XLIII

Une femme se tient à l’une des fenêtres d’un rez-de-chaussée, à l’angle de la rue Rude et de la rue de Saïgon. Il y a du soleil et des enfants jouent au ballon sur le trottoir, un peu plus loin. Sans cesse, on entend les enfants crier : « Pedro » car l’un d’eux porte ce prénom et les autres l’interpellent tout en continuant de jouer. Et ce « Pedro » lancé par des voix au timbre clair résonne d’une drôle de façon dans la rue.

De sa fenêtre, elle ne voit pas les enfants. Pedro. Elle a connu quelqu’un qui s’appelait comme ça, il y a longtemps. Elle essaie de se rappeler à quelle époque, tandis que lui parviennent les cris, les rires et le bruit mat du ballon qui rebondit contre un mur. Mais oui. C’était du temps où elle faisait le mannequin, chez Alex Maguy. Elle avait rencontré une certaine Denise, une blonde au visage un peu asiatique, qui travaillait elle aussi dans la couture. Elles avaient tout de suite sympathisé.

Cette Denise vivait avec un homme qui s’appelait Pedro. Sans doute un Américain du Sud. Elle se souvenait en effet que ce Pedro travaillait dans une légation. Un grand brun dont elle revoyait assez nettement le visage. Elle aurait pu le reconnaître encore aujourd’hui, mais il avait dû prendre un coup de vieux.

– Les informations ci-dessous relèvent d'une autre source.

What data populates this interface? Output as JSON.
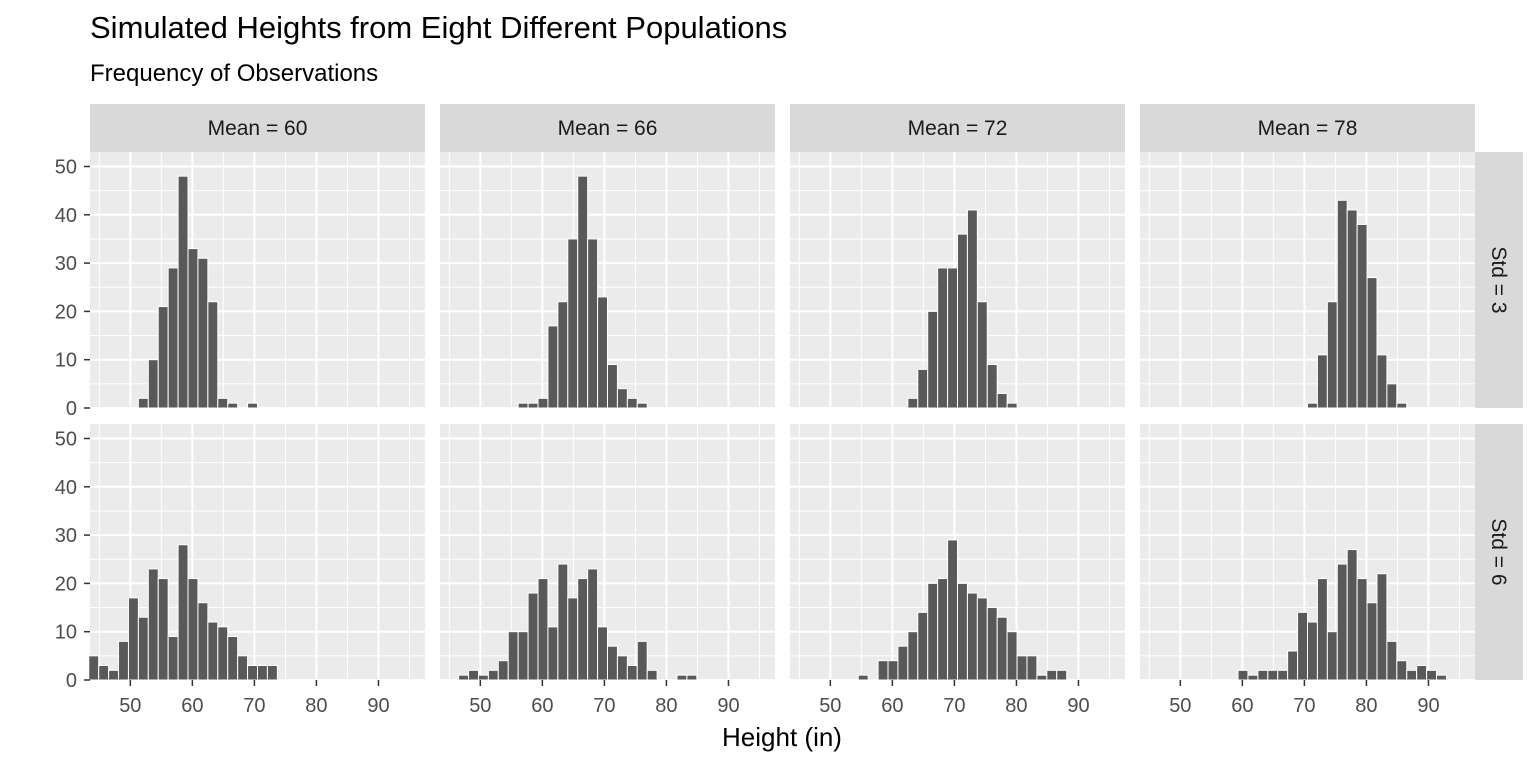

Un soir, ils étaient venus tous les deux ici, chez elle, rue de Saïgon. Elle avait invité quelques amis à dîner. L’acteur japonais et sa femme aux cheveux d’un blond de corail qui habitaient tout près rue Chalgrin, Évelyne, une brune qu’elle avait connue chez Alex Maguy, accompagnée d’un jeune homme pâle, une autre personne mais elle avait oublié qui, et Jean-Claude, le Belge qui lui faisait la cour… Le dîner avait été très gai. Elle avait pensé que Denise et Pedro formaient un beau couple.

L’un des enfants a pris le ballon au vol, le serre contre lui et s’éloigne des autres, à grandes enjambées. Elle les voit passer en courant devant sa fenêtre. Celui qui tient le ballon débouche, essoufflé, avenue de la Grande-Armée. Il traverse l’avenue, le ballon toujours serré contre lui. Les autres n’osent pas le suivre et restent immobiles, à le regarder courir, sur le trottoir d’en face. Il pousse le ballon du pied. Le soleil fait briller les chromes des vélos à la devanture des magasins de cycles qui se succèdent le long de l’avenue.

Il a oublié les autres. Il court tout seul avec le ballon, et s’engage à droite, en dribblant, dans la rue Anatole-de-la-Forge.